As the Fairbanks Daily News Miner reports, Alaska State geologists are excited by the findings of recent mineral cataloguing efforts, with a new $3 million program underway. The latest effort centers on strategic mineral deposits near the Ray Mountains north of Fairbanks, Alaska, “which include both the valuable rare earth elements as well as others such as cobalt, platinum and yttrium.”
While this (and previous related) effort(s) are sure to put Alaska on the map in the global Rare Earths supply debate, our northern neighbors in Canada are also engaged in efforts to get access to Rare Earths beneath their own soil. According to the news site Kenora Online, within five years, Rare Earths developer “Avalon Rare Metals could have invested $100 million at its Thor Lake property in the Northwest Territories, as well as $300 million at a new processing plant on the Gulf Coast.”

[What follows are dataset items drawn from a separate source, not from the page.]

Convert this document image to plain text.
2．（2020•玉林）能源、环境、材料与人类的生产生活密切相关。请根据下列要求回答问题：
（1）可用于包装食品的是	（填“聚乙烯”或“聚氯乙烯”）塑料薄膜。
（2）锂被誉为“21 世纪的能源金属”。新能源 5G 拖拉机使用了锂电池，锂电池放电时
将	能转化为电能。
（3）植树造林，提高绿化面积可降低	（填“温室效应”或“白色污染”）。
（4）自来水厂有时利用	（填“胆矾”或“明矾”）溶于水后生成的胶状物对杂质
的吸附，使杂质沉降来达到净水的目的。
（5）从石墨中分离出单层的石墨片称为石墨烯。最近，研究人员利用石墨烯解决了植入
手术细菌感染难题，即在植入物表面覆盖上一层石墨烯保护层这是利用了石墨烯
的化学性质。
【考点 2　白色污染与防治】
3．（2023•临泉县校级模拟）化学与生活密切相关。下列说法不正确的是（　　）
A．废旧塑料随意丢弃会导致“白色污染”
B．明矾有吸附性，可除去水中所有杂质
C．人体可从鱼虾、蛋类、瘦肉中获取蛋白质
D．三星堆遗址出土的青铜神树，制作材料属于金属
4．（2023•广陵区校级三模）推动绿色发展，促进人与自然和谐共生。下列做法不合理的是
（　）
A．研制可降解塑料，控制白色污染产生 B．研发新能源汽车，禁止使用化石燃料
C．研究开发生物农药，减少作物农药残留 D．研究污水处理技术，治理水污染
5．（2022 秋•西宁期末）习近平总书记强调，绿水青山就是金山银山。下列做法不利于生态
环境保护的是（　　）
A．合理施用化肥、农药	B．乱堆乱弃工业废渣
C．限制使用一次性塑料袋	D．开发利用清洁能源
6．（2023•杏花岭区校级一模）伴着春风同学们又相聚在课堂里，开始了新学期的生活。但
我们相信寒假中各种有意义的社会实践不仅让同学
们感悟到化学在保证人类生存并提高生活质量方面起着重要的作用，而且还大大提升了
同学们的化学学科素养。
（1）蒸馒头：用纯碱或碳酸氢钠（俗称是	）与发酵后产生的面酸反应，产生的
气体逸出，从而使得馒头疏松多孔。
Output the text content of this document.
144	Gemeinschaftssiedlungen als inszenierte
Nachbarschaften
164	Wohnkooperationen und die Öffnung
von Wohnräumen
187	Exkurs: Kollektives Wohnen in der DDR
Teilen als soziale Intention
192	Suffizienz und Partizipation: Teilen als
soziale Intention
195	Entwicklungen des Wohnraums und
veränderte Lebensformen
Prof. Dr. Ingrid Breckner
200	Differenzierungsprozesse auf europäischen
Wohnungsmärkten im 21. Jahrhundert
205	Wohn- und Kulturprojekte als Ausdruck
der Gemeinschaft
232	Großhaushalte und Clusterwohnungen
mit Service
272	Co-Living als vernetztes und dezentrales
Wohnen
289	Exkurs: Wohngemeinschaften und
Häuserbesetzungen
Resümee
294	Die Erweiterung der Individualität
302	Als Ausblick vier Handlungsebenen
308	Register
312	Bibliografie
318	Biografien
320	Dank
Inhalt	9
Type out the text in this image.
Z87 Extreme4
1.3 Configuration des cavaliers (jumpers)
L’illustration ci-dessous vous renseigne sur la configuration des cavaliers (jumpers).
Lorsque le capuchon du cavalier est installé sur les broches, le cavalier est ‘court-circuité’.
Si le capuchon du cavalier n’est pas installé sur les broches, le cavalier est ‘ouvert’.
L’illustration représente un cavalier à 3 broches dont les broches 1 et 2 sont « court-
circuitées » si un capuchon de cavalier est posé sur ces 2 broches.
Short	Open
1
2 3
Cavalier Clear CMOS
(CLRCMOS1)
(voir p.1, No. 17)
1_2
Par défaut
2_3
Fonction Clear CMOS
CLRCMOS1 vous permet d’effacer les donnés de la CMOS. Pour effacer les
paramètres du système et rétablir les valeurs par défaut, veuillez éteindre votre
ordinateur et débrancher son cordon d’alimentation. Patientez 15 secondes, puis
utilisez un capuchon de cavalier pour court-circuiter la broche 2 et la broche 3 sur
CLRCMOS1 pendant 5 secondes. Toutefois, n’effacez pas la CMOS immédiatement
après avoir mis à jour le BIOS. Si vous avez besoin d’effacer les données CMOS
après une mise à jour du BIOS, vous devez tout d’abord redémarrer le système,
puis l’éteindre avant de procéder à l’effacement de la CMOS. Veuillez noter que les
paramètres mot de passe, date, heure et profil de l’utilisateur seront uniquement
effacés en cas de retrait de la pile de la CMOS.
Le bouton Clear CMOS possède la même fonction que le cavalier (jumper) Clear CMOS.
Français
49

The Kenora Online piece cites a tough economic climate with the European financial crisis, uncertainty over the renewal of green energy credits in the U.S., and environmental concerns as obstacles for the Canadian Rare Earths efforts. Meanwhile in the U.S., “Federal and state policymakers continue to dither over domestic mining policy initiatives,” as ARPN expert and MetalMiner co-founder and editor Lisa Reisman has pointed out. As promising as certain mineral deposits may be from a geological perspective – it is not until these policy challenges are addressed that the U.S. will be able to successfully compete in the global race for mineral resources.